Saturday 20 October 2012

This Most Momentous Day

The entirely predictable booing of Ed Miliband makes better television, but the real story is that the Glasgow and Belfast rallies were held at all.

It may or may not still be a matter for Westminster and Whitehall whether or not to cut at all in Scotland or in Northern Ireland. But what to cut in Scotland is now overwhelmingly a matter for Holyrood, which these days means for the SNP. And what to cut in Northern Ireland is now overwhelmingly a matter for Stormont, which at least primarily means for the DUP and for Sinn Féin. Anyone who doubts this should note the absence of any demonstration in Labour-run Wales. "Blame London" will not wash anywhere outside England. Least of all in Scotland, with the independent fiscal power of the devolved body there.

What we have seen today in Belfast has been a mass demonstration by the working class against its own two political parties, at least until such time as economic circumstances compel it to create another one or more. Meanwhile, what we have seen today in Glasgow has been a mass demonstration against the Irish-style bourgeois Nationalism of which, this very day, the SNP became the vehicle once and for all. It has been a long time coming, but at last it has arrived. By endorsing NATO membership, the SNP has finally become Fine Gael. Or the Establishment wing of Fianna Fáil, back when there was any other.

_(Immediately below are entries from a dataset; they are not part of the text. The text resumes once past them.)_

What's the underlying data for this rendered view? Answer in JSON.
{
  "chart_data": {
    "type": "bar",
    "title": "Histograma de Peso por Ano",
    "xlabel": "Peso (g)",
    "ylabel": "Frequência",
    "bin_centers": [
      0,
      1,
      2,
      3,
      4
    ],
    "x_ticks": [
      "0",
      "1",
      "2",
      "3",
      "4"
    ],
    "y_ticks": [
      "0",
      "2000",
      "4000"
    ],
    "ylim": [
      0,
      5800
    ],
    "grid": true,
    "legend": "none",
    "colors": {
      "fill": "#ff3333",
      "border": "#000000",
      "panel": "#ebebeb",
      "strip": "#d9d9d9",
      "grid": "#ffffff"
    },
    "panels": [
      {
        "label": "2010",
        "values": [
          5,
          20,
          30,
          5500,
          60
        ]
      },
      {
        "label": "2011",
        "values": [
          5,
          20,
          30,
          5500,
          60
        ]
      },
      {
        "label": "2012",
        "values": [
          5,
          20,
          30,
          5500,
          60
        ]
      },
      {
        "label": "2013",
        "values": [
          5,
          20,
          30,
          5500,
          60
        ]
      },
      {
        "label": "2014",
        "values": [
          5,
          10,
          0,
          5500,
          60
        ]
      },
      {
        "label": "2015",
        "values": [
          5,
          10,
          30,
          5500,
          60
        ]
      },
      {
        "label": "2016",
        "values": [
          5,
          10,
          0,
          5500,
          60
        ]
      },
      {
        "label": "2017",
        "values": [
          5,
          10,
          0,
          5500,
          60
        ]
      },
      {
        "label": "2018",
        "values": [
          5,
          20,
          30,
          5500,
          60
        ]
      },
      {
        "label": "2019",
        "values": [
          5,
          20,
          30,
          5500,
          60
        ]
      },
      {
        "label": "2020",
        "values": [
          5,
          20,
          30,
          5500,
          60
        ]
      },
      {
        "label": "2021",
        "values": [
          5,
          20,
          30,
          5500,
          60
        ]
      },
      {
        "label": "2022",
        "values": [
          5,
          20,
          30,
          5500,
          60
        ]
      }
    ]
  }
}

Although even those have always had the fig leaf that the blatantly obvious treaty was nominally a secret, in the way that MI5 and MI6 officially did not used to exist. Let's just say "Shannon Airport", and the point is made. There is no economic case for Shannon Airport. It is purely strategic. And we all know what that means. Like Prestwick Airport, in fact. So, has Alex Salmond, by securing a commitment to NATO membership, prevented the retention of Prestwick as a British sovereign base? Think about it.

Consider Fine Gael and Fianna Fáil in the early Cold War years: rural, bourgeois, ultra-Catholic, with endless close family ties to the United States, and with no meaningful opposition to their duopoly except (if there was any) from what Attlee's and Bevin's Labour Party would have been like if its left wing had been cut off. As in Sweden, there were domestic political difficulties when it came to selling full NATO membership. As in Sweden, those were easily circumvented. Sweden, in fact, even co-operated in an attempt to obtain her own nuclear weapons. Will Scotland? I only ask.

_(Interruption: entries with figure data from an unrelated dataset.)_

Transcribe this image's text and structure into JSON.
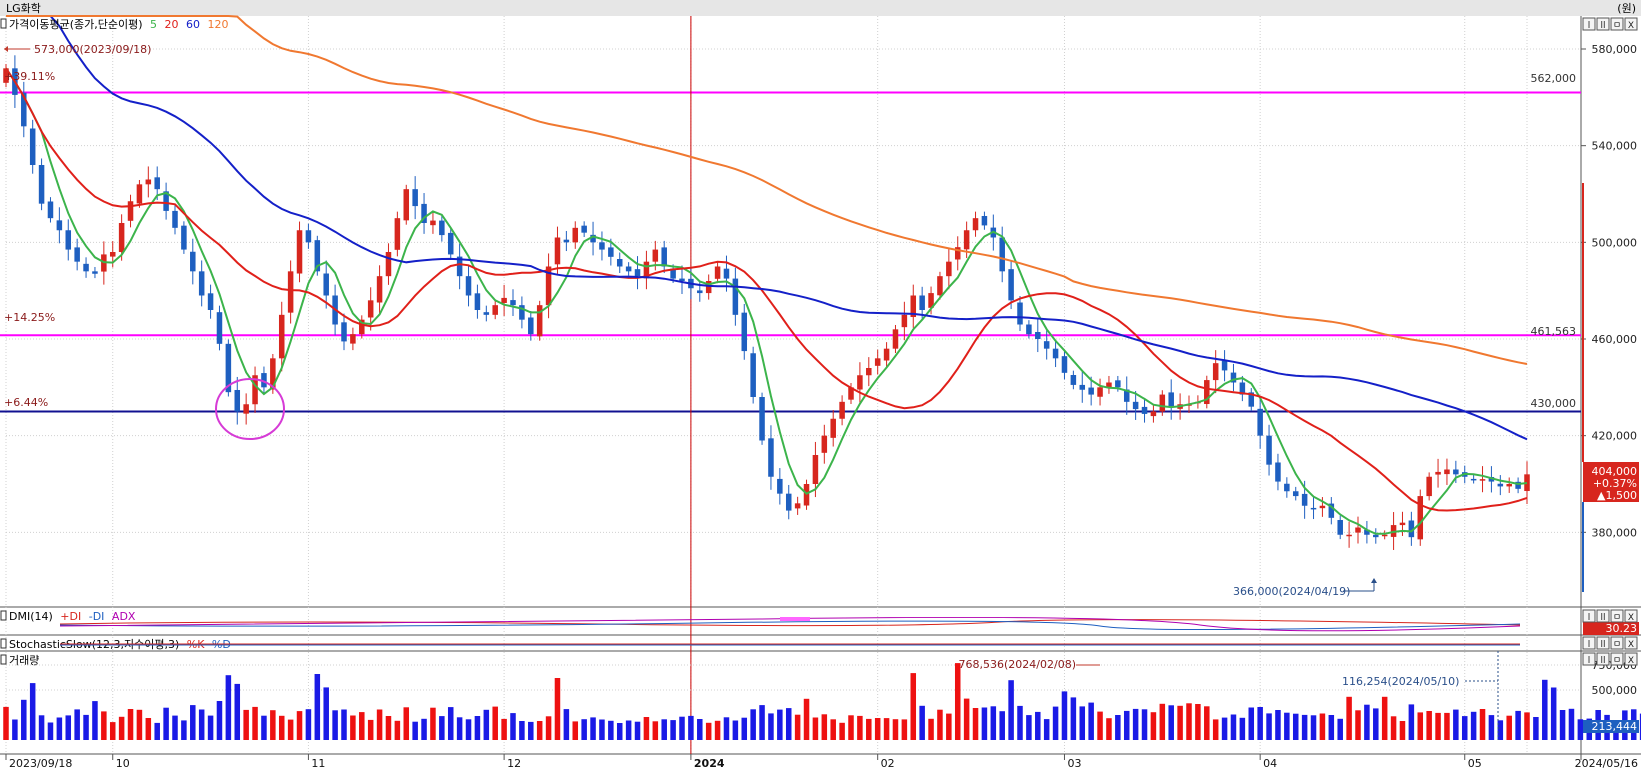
{
  "app": {
    "stock_name": "LG화학",
    "unit_label": "(원)",
    "window_buttons": [
      "l",
      "ll",
      "ㅁ",
      "X"
    ]
  },
  "colors": {
    "up": "#d7261e",
    "down": "#1e5fc0",
    "ma5": "#3cb44b",
    "ma20": "#e0201a",
    "ma60": "#1420c8",
    "ma120": "#f07830",
    "hline_pink": "#ff00ff",
    "hline_navy": "#101090",
    "vline": "#cc0000"
  },
  "chart_data": [
    {
      "type": "candlestick",
      "panel": "price",
      "title": "가격이동평균(종가,단순이평)",
      "legend": [
        {
          "label": "5",
          "color": "#3cb44b"
        },
        {
          "label": "20",
          "color": "#e0201a"
        },
        {
          "label": "60",
          "color": "#1420c8"
        },
        {
          "label": "120",
          "color": "#f07830"
        }
      ],
      "ylim": [
        352000,
        592000
      ],
      "y_ticks": [
        "580,000",
        "540,000",
        "500,000",
        "460,000",
        "420,000",
        "380,000"
      ],
      "y_tick_values": [
        580000,
        540000,
        500000,
        460000,
        420000,
        380000
      ],
      "x_tick_labels": [
        "2023/09/18",
        "10",
        "11",
        "12",
        "2024",
        "02",
        "03",
        "04",
        "05",
        "2024/05/16"
      ],
      "x_tick_index": [
        0,
        12,
        34,
        56,
        77,
        98,
        119,
        141,
        164,
        186
      ],
      "current": {
        "price": "404,000",
        "change_pct": "+0.37%",
        "change": "▲1,500"
      },
      "annotations": {
        "high": "573,000(2023/09/18)",
        "low": "366,000(2024/04/19)",
        "pct_labels": [
          "+39.11%",
          "+14.25%",
          "+6.44%"
        ],
        "hline_labels": [
          "562,000",
          "461,563",
          "430,000"
        ]
      },
      "hlines": [
        562000,
        461563,
        430000
      ],
      "vline_index": 77,
      "closes": [
        572000,
        561000,
        548000,
        532000,
        516000,
        510000,
        505000,
        497000,
        492000,
        488000,
        487000,
        495000,
        496000,
        508000,
        517000,
        524000,
        526000,
        522000,
        513000,
        506000,
        497000,
        488000,
        478000,
        472000,
        458000,
        438000,
        430000,
        433000,
        445000,
        440000,
        452000,
        470000,
        488000,
        505000,
        500000,
        488000,
        478000,
        466000,
        459000,
        462000,
        468000,
        476000,
        486000,
        496000,
        510000,
        522000,
        515000,
        508000,
        509000,
        503000,
        495000,
        486000,
        478000,
        472000,
        470000,
        474000,
        477000,
        474000,
        468000,
        462000,
        474000,
        490000,
        502000,
        500000,
        506000,
        504000,
        500000,
        497000,
        494000,
        490000,
        488000,
        486000,
        492000,
        497000,
        490000,
        485000,
        484000,
        481000,
        479000,
        484000,
        490000,
        485000,
        470000,
        455000,
        436000,
        418000,
        403000,
        396000,
        389000,
        392000,
        400000,
        412000,
        420000,
        427000,
        434000,
        440000,
        445000,
        448000,
        452000,
        456000,
        464000,
        470000,
        478000,
        472000,
        479000,
        486000,
        492000,
        498000,
        505000,
        510000,
        507000,
        502000,
        488000,
        476000,
        466000,
        462000,
        460000,
        456000,
        452000,
        446000,
        441000,
        439000,
        437000,
        440000,
        442000,
        440000,
        434000,
        431000,
        429000,
        430000,
        437000,
        432000,
        433000,
        433000,
        434000,
        443000,
        450000,
        447000,
        442000,
        437000,
        432000,
        420000,
        408000,
        401000,
        397000,
        395000,
        391000,
        390000,
        391000,
        386000,
        379000,
        379000,
        382000,
        379000,
        378000,
        379000,
        383000,
        384000,
        378000,
        395000,
        403000,
        405000,
        406000,
        404000,
        403000,
        402000,
        402000,
        401000,
        399000,
        400000,
        398000,
        404000
      ],
      "volume": {
        "title": "거래량",
        "ylim": [
          0,
          850000
        ],
        "y_ticks": [
          "750,000",
          "500,000"
        ],
        "y_tick_values": [
          750000,
          500000
        ],
        "current": "213,444",
        "annotations": {
          "max": "768,536(2024/02/08)",
          "recent": "116,254(2024/05/10)"
        },
        "values": [
          331000,
          205000,
          402000,
          569000,
          247000,
          175000,
          225000,
          246000,
          306000,
          251000,
          389000,
          286000,
          179000,
          232000,
          310000,
          302000,
          220000,
          171000,
          323000,
          244000,
          196000,
          349000,
          305000,
          244000,
          390000,
          648000,
          561000,
          301000,
          331000,
          243000,
          298000,
          242000,
          204000,
          289000,
          308000,
          660000,
          526000,
          297000,
          305000,
          245000,
          279000,
          201000,
          305000,
          240000,
          192000,
          327000,
          183000,
          212000,
          323000,
          239000,
          329000,
          227000,
          207000,
          240000,
          302000,
          334000,
          211000,
          269000,
          190000,
          181000,
          190000,
          237000,
          620000,
          309000,
          186000,
          208000,
          226000,
          205000,
          192000,
          170000,
          195000,
          183000,
          230000,
          187000,
          207000,
          199000,
          233000,
          241000,
          210000,
          172000,
          192000,
          227000,
          195000,
          223000,
          307000,
          349000,
          266000,
          304000,
          319000,
          253000,
          412000,
          225000,
          257000,
          207000,
          172000,
          247000,
          241000,
          211000,
          220000,
          219000,
          208000,
          206000,
          669000,
          342000,
          212000,
          303000,
          264000,
          769000,
          414000,
          320000,
          325000,
          337000,
          288000,
          598000,
          341000,
          249000,
          281000,
          209000,
          334000,
          486000,
          426000,
          336000,
          374000,
          284000,
          218000,
          250000,
          291000,
          311000,
          307000,
          278000,
          362000,
          347000,
          342000,
          367000,
          360000,
          337000,
          206000,
          224000,
          255000,
          222000,
          325000,
          330000,
          266000,
          300000,
          273000,
          263000,
          251000,
          247000,
          265000,
          250000,
          212000,
          432000,
          297000,
          353000,
          316000,
          432000,
          237000,
          190000,
          356000,
          276000,
          290000,
          271000,
          271000,
          304000,
          239000,
          282000,
          310000,
          249000,
          197000,
          243000,
          291000,
          276000,
          230000,
          602000,
          525000,
          300000,
          312000,
          207000,
          214000,
          300000,
          251000,
          116000,
          296000,
          307000,
          264000,
          213000
        ]
      }
    },
    {
      "type": "line",
      "panel": "indicator",
      "title": "DMI(14)",
      "legend": [
        {
          "label": "+DI",
          "color": "#d7261e"
        },
        {
          "label": "-DI",
          "color": "#1e5fc0"
        },
        {
          "label": "ADX",
          "color": "#b000b0"
        }
      ],
      "current": "30.23"
    },
    {
      "type": "line",
      "panel": "indicator",
      "title": "StochasticSlow(12,3,지수이평,3)",
      "legend": [
        {
          "label": "%K",
          "color": "#d7261e"
        },
        {
          "label": "%D",
          "color": "#1e5fc0"
        }
      ]
    }
  ]
}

Look at the number of demonstrations that there have been over the decades by Irish Communists and ultra-Leftists, and by those, sometimes the same people, who have continued to profess allegiance to the 32-County Republic of 1916. They themselves have never tired of pointing out the blatantly obvious true state of affairs that has for so very long given rise to so very, very many specific causes for demonstration, or on occasion for rather more than demonstration.

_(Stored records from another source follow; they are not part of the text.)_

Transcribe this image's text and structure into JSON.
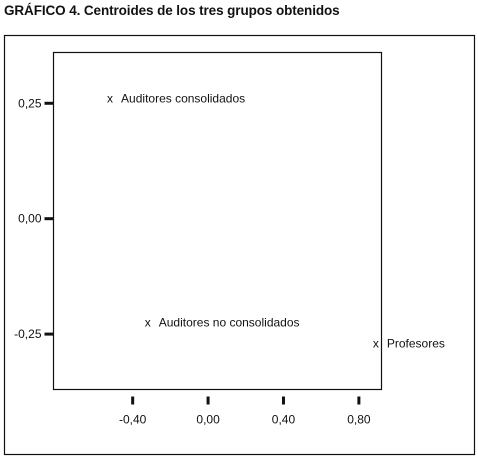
{
  "chart_data": {
    "type": "scatter",
    "title": "GRÁFICO 4. Centroides de los tres grupos obtenidos",
    "xlabel": "",
    "ylabel": "",
    "xlim": [
      -0.82,
      0.92
    ],
    "ylim": [
      -0.37,
      0.36
    ],
    "x_ticks": [
      -0.4,
      0.0,
      0.4,
      0.8
    ],
    "x_tick_labels": [
      "-0,40",
      "0,00",
      "0,40",
      "0,80"
    ],
    "y_ticks": [
      0.25,
      0.0,
      -0.25
    ],
    "y_tick_labels": [
      "0,25",
      "0,00",
      "-0,25"
    ],
    "grid": false,
    "marker": "x",
    "points": [
      {
        "x": -0.52,
        "y": 0.26,
        "label": "Auditores consolidados"
      },
      {
        "x": -0.32,
        "y": -0.225,
        "label": "Auditores no consolidados"
      },
      {
        "x": 0.89,
        "y": -0.27,
        "label": "Profesores"
      }
    ]
  }
}
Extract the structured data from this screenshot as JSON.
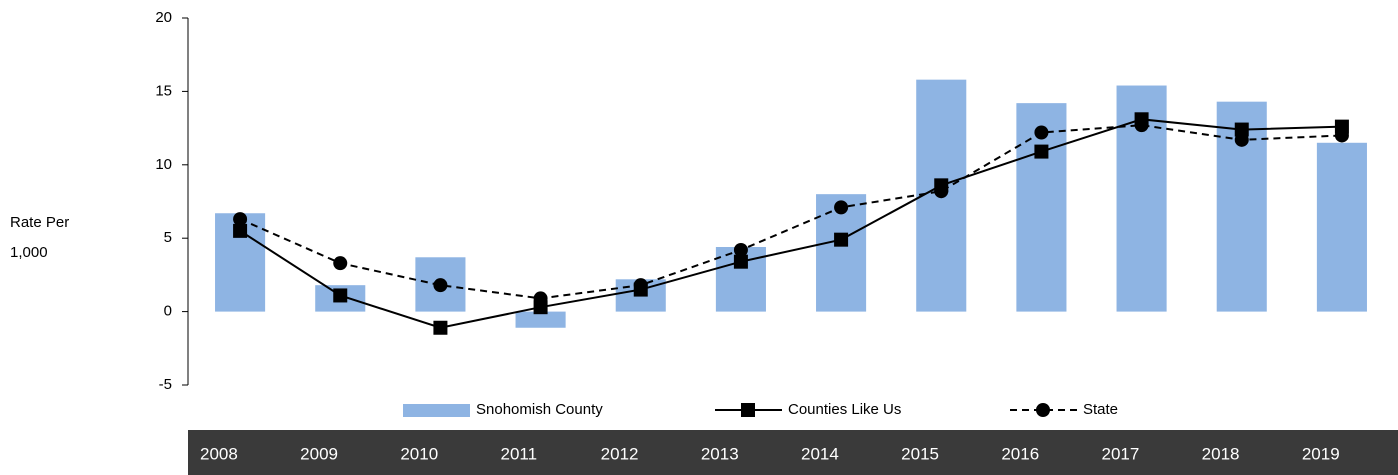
{
  "chart_data": {
    "type": "bar",
    "ylabel": "Rate Per 1,000",
    "categories": [
      "2008",
      "2009",
      "2010",
      "2011",
      "2012",
      "2013",
      "2014",
      "2015",
      "2016",
      "2017",
      "2018",
      "2019"
    ],
    "series": [
      {
        "name": "Snohomish County",
        "type": "bar",
        "color": "#8eb4e3",
        "values": [
          6.7,
          1.8,
          3.7,
          -1.1,
          2.2,
          4.4,
          8.0,
          15.8,
          14.2,
          15.4,
          14.3,
          11.5
        ]
      },
      {
        "name": "Counties Like Us",
        "type": "line",
        "marker": "square",
        "dashed": false,
        "color": "#000000",
        "values": [
          5.5,
          1.1,
          -1.1,
          0.3,
          1.5,
          3.4,
          4.9,
          8.6,
          10.9,
          13.1,
          12.4,
          12.6
        ]
      },
      {
        "name": "State",
        "type": "line",
        "marker": "circle",
        "dashed": true,
        "color": "#000000",
        "values": [
          6.3,
          3.3,
          1.8,
          0.9,
          1.8,
          4.2,
          7.1,
          8.2,
          12.2,
          12.7,
          11.7,
          12.0
        ]
      }
    ],
    "ylim": [
      -5,
      20
    ],
    "yticks": [
      -5,
      0,
      5,
      10,
      15,
      20
    ]
  }
}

The SNP had always supported Scottish membership of Partnership for Peace, the only logical purpose of which is eventual accession to NATO. The monarchy, the pound (or else the euro), and now this: what does have to happen before much of that party secedes from what is as clearly a creature of British intelligence as ever was the 1926 secession from Sinn Féin, which duly went on to hang the IRA.

As clearly as ever was the 1933 merger of the Blueshirts, Cumann na nGaedheal and the National Centre Party, complete with a commitment to Commonwealth membership (which in those days necessitated retention of the monarchy, and a very high degree of integration in foreign policy and defence), albeit for a United Ireland as the ultimate aim.

And as clearly as ever was a party which has always been funded very largely, and of course entirely openly, by trade unions that exist throughout these Islands and are headquartered in England, usually in London.